Is the eurozone sufficiently strong to deal with contagion if Greece leaves? It is precisely the uncertain answer to this question that explains a great deal of the game of chicken that Greece and the Europe have been playing.
On the one hand, the Greek government has been betting that fear of contagion (and some other deeper political factors) will make the European leaders capitulate. On the other hand, many European leaders are convinced that the costs of keeping Greece in will be actually larger than the costs of letting it go. So they have been playing tougher than many of us expected.
But who is right? The eurozone is now, indeed, better equipped to navigate difficult waters than it was in 2012. Vulnerable countries, such Spain or Portugal, are growing stronger, their banking systems are now much healthier and the structural reforms implemented over the last three years are already bringing results.
Moreover, the institutional architecture of the eurozone is now more solid than it used to be: there is a bailout fund (European Stability Mechanism - ESM), a banking union (although still incomplete) and the possibility of activating the Outright Monetary Transactions program (OMT), the European Central Bank's monetary bazooka, which recently overcame its last legal constraints.
"If Greece exits, new vulnerabilities will emerge, and there is no certainty other weak southern periphery nations will be protected."
More importantly: until September 2016, the ECB has committed to continue buying sovereign bonds through its Quantitative Easing program. QE has so far contributed to breaking the correlation between sovereign bond yields in the periphery. Now, despite on-going instability in Greece, Spain and Portugal are borrowing at very low interest rates.
But are all these sovereign backstops enough to protect the eurozone from contagion if Greece exits? The truth is that we can't be sure. A necessary condition for a monetary union to work is that there is a credible commitment as regards to the irreversibility of the union. For that reason, the word "irreversibility" is a key word in the treaties, reproduced all over. The "irreversibility" idea is also the reason why there is no actual legal base for exiting the eurozone.
If there were doubts about the irreversibility of the union, the euro would become like a non-credible system of fixed exchange rates; one that any country can actually leave, devalue and even consider returning to.
"Many European leaders are convinced that the costs of keeping Greece in will be actually larger than the costs of letting it go."
If that's the case, then as soon as there are doubts about debt sustainability in one or another country (for instance, Portugal, with a debt to GDP ratio of 125 percent) or over the political compromise of a government to commit to the fiscal rules of the union (Podemos in Spain, for instance), investors will have incentives to bet against that country. This, in turn, may activate a self-fulfilling speculative wave: risk premiums go up, interest bills become more expensive, the solvency of a given country is put into question and you are back in a sovereign crisis that ends either with a bailout or with exit.

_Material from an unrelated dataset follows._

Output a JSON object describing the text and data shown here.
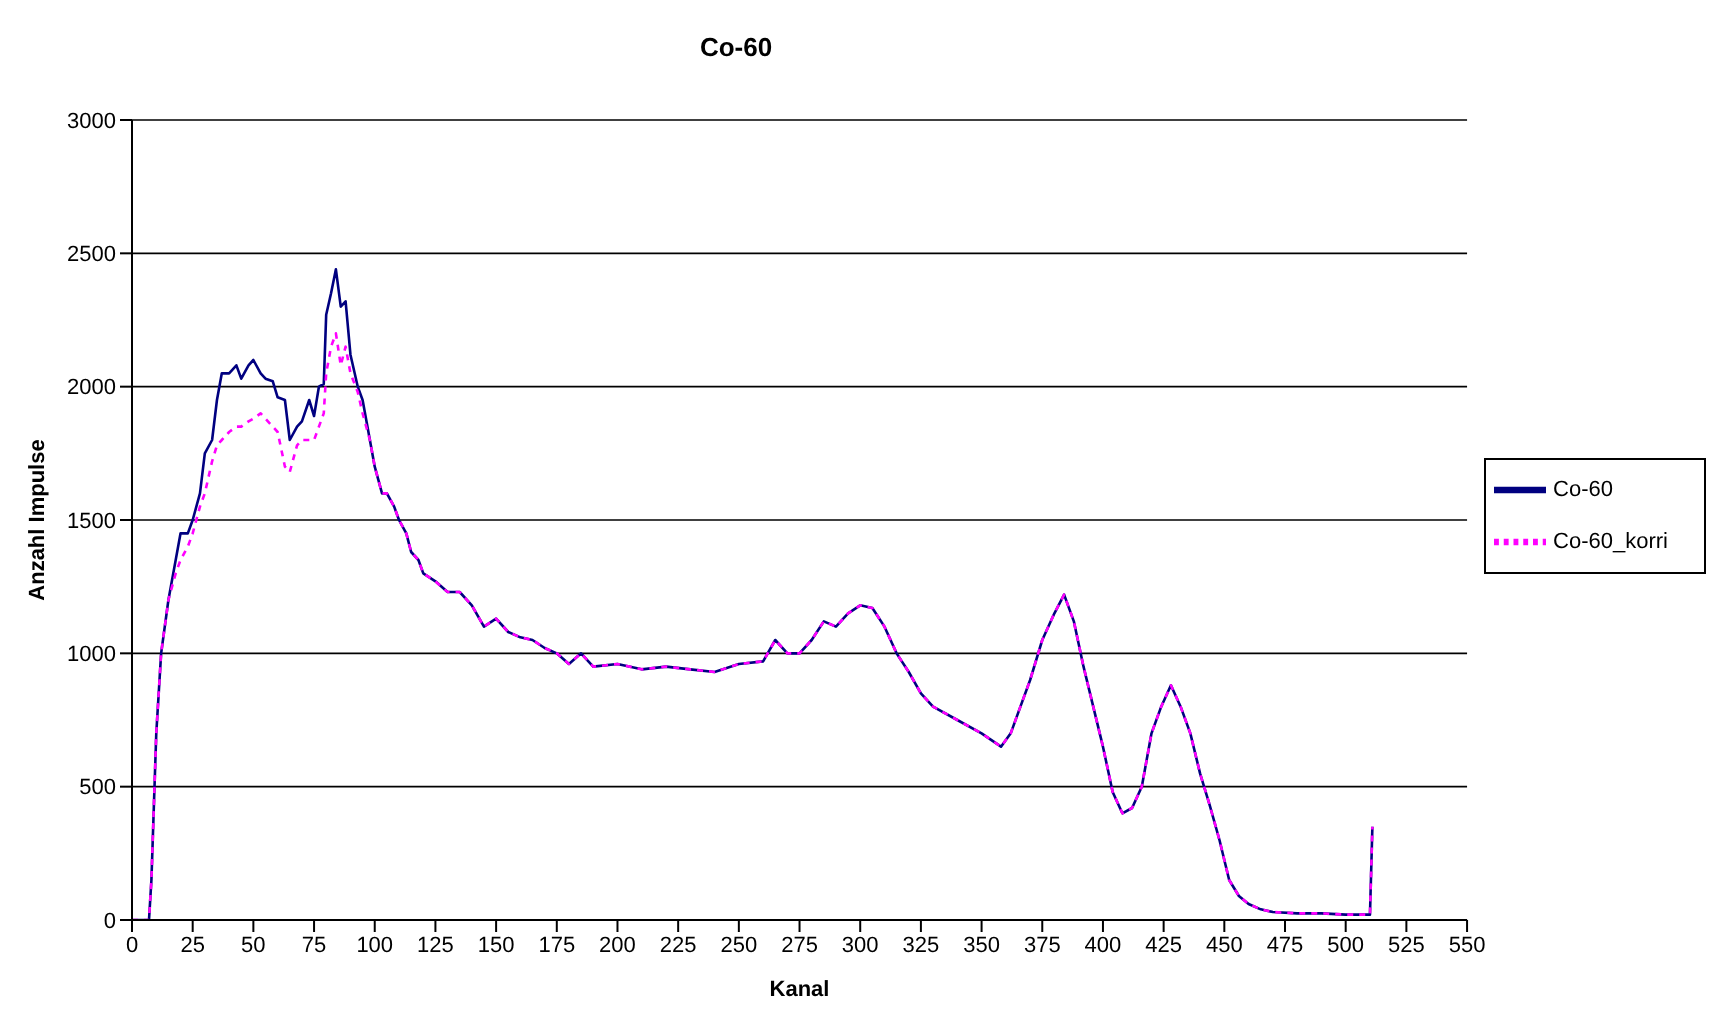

Yes, the eurozone is now better equipped to respond to these speculative waves. And the Eurogroup has said that it will do "whatever it takes" to keep the stability of the union. However, some of these mechanisms are likely to face some design and political constraints. First, QE may prove insufficient, as it is not designed to deal with speculative crises (it's designed to fight low inflation). The ECB needs to buy bonds according to the capital contribution of each country to the bank, so if it were to increase their purchases, it would be buying large amounts of (very safe) German bonds and probably not enough Italian or Spanish bonds.
The second weapon would be to activate OMT and exercise its condition as actual lender of last resort for the eurozone. The problem, in this case, is political. For OMT to be activated, the benefited country needs to ask for a bailout from the ESM. Ahead of elections this autumn in Portugal and Spain, this is politically inconceivable. These countries will be facing very tight elections and a bailout would feed further support for populist forces, such as Podemos in Spain, which would then be competing to win.

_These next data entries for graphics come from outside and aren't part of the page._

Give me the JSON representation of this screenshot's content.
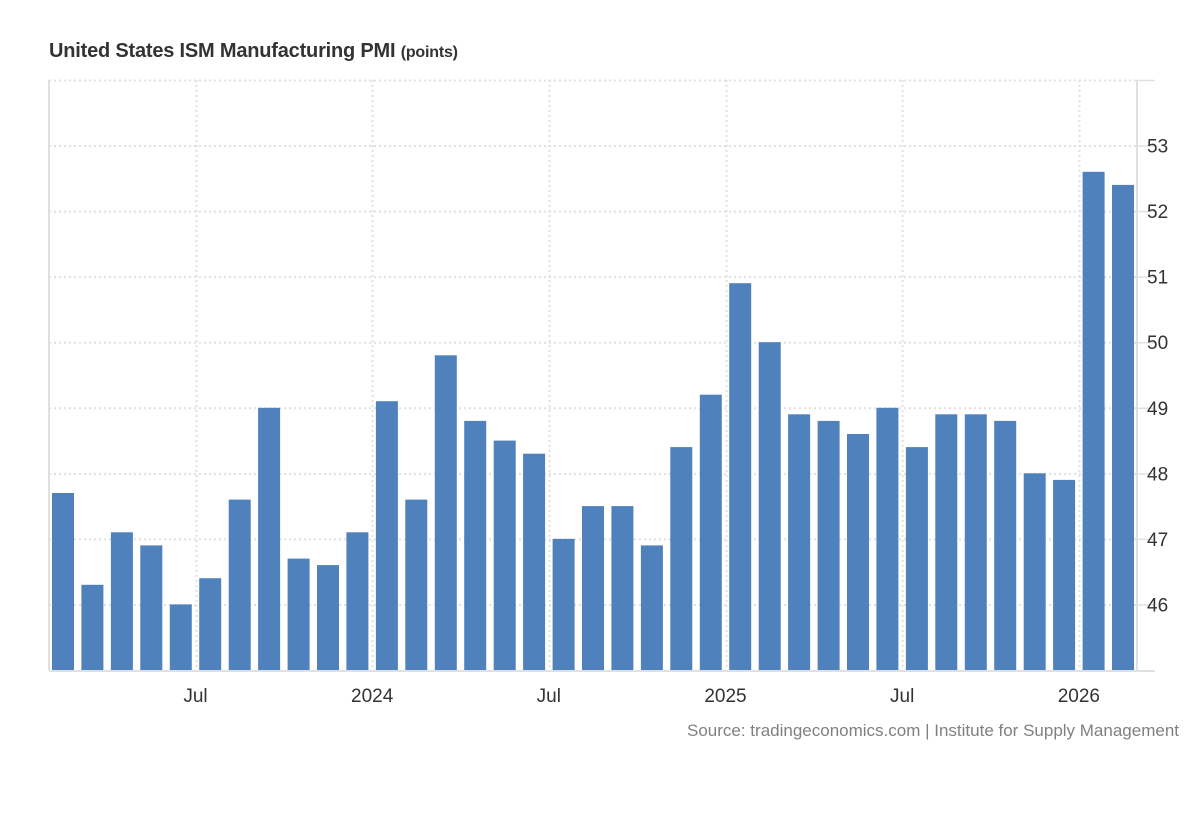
{
  "header": {
    "title": "United States ISM Manufacturing PMI",
    "unit": "(points)"
  },
  "footer": {
    "source": "Source: tradingeconomics.com | Institute for Supply Management"
  },
  "colors": {
    "bar": "#4f81bd",
    "grid": "#e0e0e0",
    "axis": "#e0e0e0",
    "text": "#333333",
    "source_text": "#808080"
  },
  "chart_data": {
    "type": "bar",
    "title": "United States ISM Manufacturing PMI",
    "subtitle": "(points)",
    "xlabel": "",
    "ylabel": "points",
    "ylim": [
      45,
      54
    ],
    "yticks": [
      46,
      47,
      48,
      49,
      50,
      51,
      52,
      53
    ],
    "y_axis_position": "right",
    "grid": true,
    "legend": "none",
    "categories": [
      "2023-02",
      "2023-03",
      "2023-04",
      "2023-05",
      "2023-06",
      "2023-07",
      "2023-08",
      "2023-09",
      "2023-10",
      "2023-11",
      "2023-12",
      "2024-01",
      "2024-02",
      "2024-03",
      "2024-04",
      "2024-05",
      "2024-06",
      "2024-07",
      "2024-08",
      "2024-09",
      "2024-10",
      "2024-11",
      "2024-12",
      "2025-01",
      "2025-02",
      "2025-03",
      "2025-04",
      "2025-05",
      "2025-06",
      "2025-07",
      "2025-08",
      "2025-09",
      "2025-10",
      "2025-11",
      "2025-12",
      "2026-01",
      "2026-02"
    ],
    "values": [
      47.7,
      46.3,
      47.1,
      46.9,
      46.0,
      46.4,
      47.6,
      49.0,
      46.7,
      46.6,
      47.1,
      49.1,
      47.6,
      49.8,
      48.8,
      48.5,
      48.3,
      47.0,
      47.5,
      47.5,
      46.9,
      48.4,
      49.2,
      50.9,
      50.0,
      48.9,
      48.8,
      48.6,
      49.0,
      48.4,
      48.9,
      48.9,
      48.8,
      48.0,
      47.9,
      52.6,
      52.4
    ],
    "xticks": [
      {
        "label": "Jul",
        "category": "2023-07"
      },
      {
        "label": "2024",
        "category": "2024-01"
      },
      {
        "label": "Jul",
        "category": "2024-07"
      },
      {
        "label": "2025",
        "category": "2025-01"
      },
      {
        "label": "Jul",
        "category": "2025-07"
      },
      {
        "label": "2026",
        "category": "2026-01"
      }
    ]
  }
}
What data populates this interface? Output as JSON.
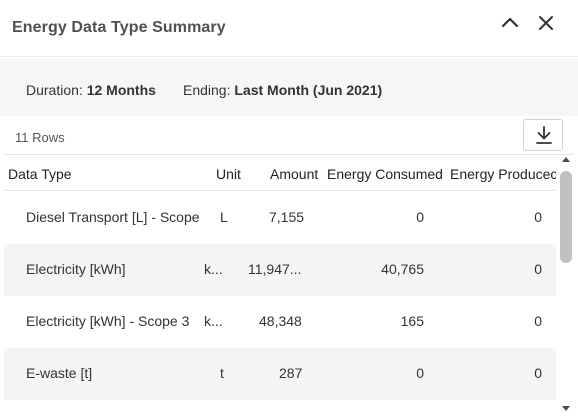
{
  "header": {
    "title": "Energy Data Type Summary"
  },
  "info": {
    "duration_label": "Duration:",
    "duration_value": "12 Months",
    "ending_label": "Ending:",
    "ending_value": "Last Month (Jun 2021)"
  },
  "rows_count": "11 Rows",
  "icons": {
    "collapse": "chevron-up-icon",
    "close": "close-icon",
    "download": "download-icon"
  },
  "table": {
    "columns": [
      "Data Type",
      "Unit",
      "Amount",
      "Energy Consumed",
      "Energy Producec"
    ],
    "rows": [
      {
        "type": "Diesel Transport [L] - Scope",
        "unit": "L",
        "amount": "7,155",
        "consumed": "0",
        "produced": "0"
      },
      {
        "type": "Electricity [kWh]",
        "unit": "k...",
        "amount": "11,947...",
        "consumed": "40,765",
        "produced": "0"
      },
      {
        "type": "Electricity [kWh] - Scope 3",
        "unit": "k...",
        "amount": "48,348",
        "consumed": "165",
        "produced": "0"
      },
      {
        "type": "E-waste [t]",
        "unit": "t",
        "amount": "287",
        "consumed": "0",
        "produced": "0"
      }
    ]
  }
}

"Although the eurozone is better equipped than it was in the past, it is still a highly imperfect monetary union."
A third option for the eurozone would be to promise a significant push in fiscal and financial integration. However, taxpayers in the north are tired of footing the bills, populism is still high and there is now no political appetite for further fiscal transfers or more risk-sharing at the eurozone level. Moreover, further fiscal integration would involve a change in the treaties, something unthinkable now.

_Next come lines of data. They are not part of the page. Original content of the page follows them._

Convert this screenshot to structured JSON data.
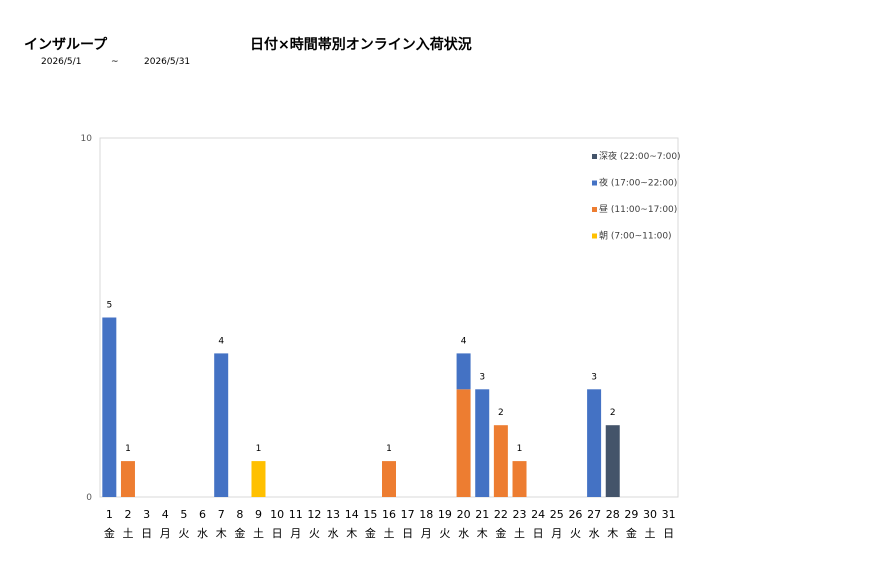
{
  "header": {
    "company": "インザループ",
    "title": "日付×時間帯別オンライン入荷状況",
    "date_from": "2026/5/1",
    "date_sep": "~",
    "date_to": "2026/5/31"
  },
  "chart_data": {
    "type": "bar",
    "stacked": true,
    "title": "日付×時間帯別オンライン入荷状況",
    "xlabel": "",
    "ylabel": "",
    "ylim": [
      0,
      10
    ],
    "yticks": [
      0,
      10
    ],
    "grid": false,
    "legend_position": "top-right",
    "categories": [
      "1",
      "2",
      "3",
      "4",
      "5",
      "6",
      "7",
      "8",
      "9",
      "10",
      "11",
      "12",
      "13",
      "14",
      "15",
      "16",
      "17",
      "18",
      "19",
      "20",
      "21",
      "22",
      "23",
      "24",
      "25",
      "26",
      "27",
      "28",
      "29",
      "30",
      "31"
    ],
    "weekdays": [
      "金",
      "土",
      "日",
      "月",
      "火",
      "水",
      "木",
      "金",
      "土",
      "日",
      "月",
      "火",
      "水",
      "木",
      "金",
      "土",
      "日",
      "月",
      "火",
      "水",
      "木",
      "金",
      "土",
      "日",
      "月",
      "火",
      "水",
      "木",
      "金",
      "土",
      "日"
    ],
    "series": [
      {
        "name": "朝 (7:00~11:00)",
        "color": "#FFC000",
        "values": [
          0,
          0,
          0,
          0,
          0,
          0,
          0,
          0,
          1,
          0,
          0,
          0,
          0,
          0,
          0,
          0,
          0,
          0,
          0,
          0,
          0,
          0,
          0,
          0,
          0,
          0,
          0,
          0,
          0,
          0,
          0
        ]
      },
      {
        "name": "昼 (11:00~17:00)",
        "color": "#ED7D31",
        "values": [
          0,
          1,
          0,
          0,
          0,
          0,
          0,
          0,
          0,
          0,
          0,
          0,
          0,
          0,
          0,
          1,
          0,
          0,
          0,
          3,
          0,
          2,
          1,
          0,
          0,
          0,
          0,
          0,
          0,
          0,
          0
        ]
      },
      {
        "name": "夜 (17:00~22:00)",
        "color": "#4472C4",
        "values": [
          5,
          0,
          0,
          0,
          0,
          0,
          4,
          0,
          0,
          0,
          0,
          0,
          0,
          0,
          0,
          0,
          0,
          0,
          0,
          1,
          3,
          0,
          0,
          0,
          0,
          0,
          3,
          0,
          0,
          0,
          0
        ]
      },
      {
        "name": "深夜 (22:00~7:00)",
        "color": "#44546A",
        "values": [
          0,
          0,
          0,
          0,
          0,
          0,
          0,
          0,
          0,
          0,
          0,
          0,
          0,
          0,
          0,
          0,
          0,
          0,
          0,
          0,
          0,
          0,
          0,
          0,
          0,
          0,
          0,
          2,
          0,
          0,
          0
        ]
      }
    ],
    "totals": [
      5,
      1,
      0,
      0,
      0,
      0,
      4,
      0,
      1,
      0,
      0,
      0,
      0,
      0,
      0,
      1,
      0,
      0,
      0,
      4,
      3,
      2,
      1,
      0,
      0,
      0,
      3,
      2,
      0,
      0,
      0
    ],
    "legend_order": [
      "深夜 (22:00~7:00)",
      "夜 (17:00~22:00)",
      "昼 (11:00~17:00)",
      "朝 (7:00~11:00)"
    ]
  }
}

Although the eurozone is better equipped than it was in the past, it is still a highly imperfect monetary union. In fact, if Greece exits, new vulnerabilities will emerge, and there is no certainty other weak southern periphery nations will be protected. This may add to the many reasons for the two parties to reach an agreement this week, allowing Greece to remain in the eurozone. The alternative could be the beginning of the end of the euro.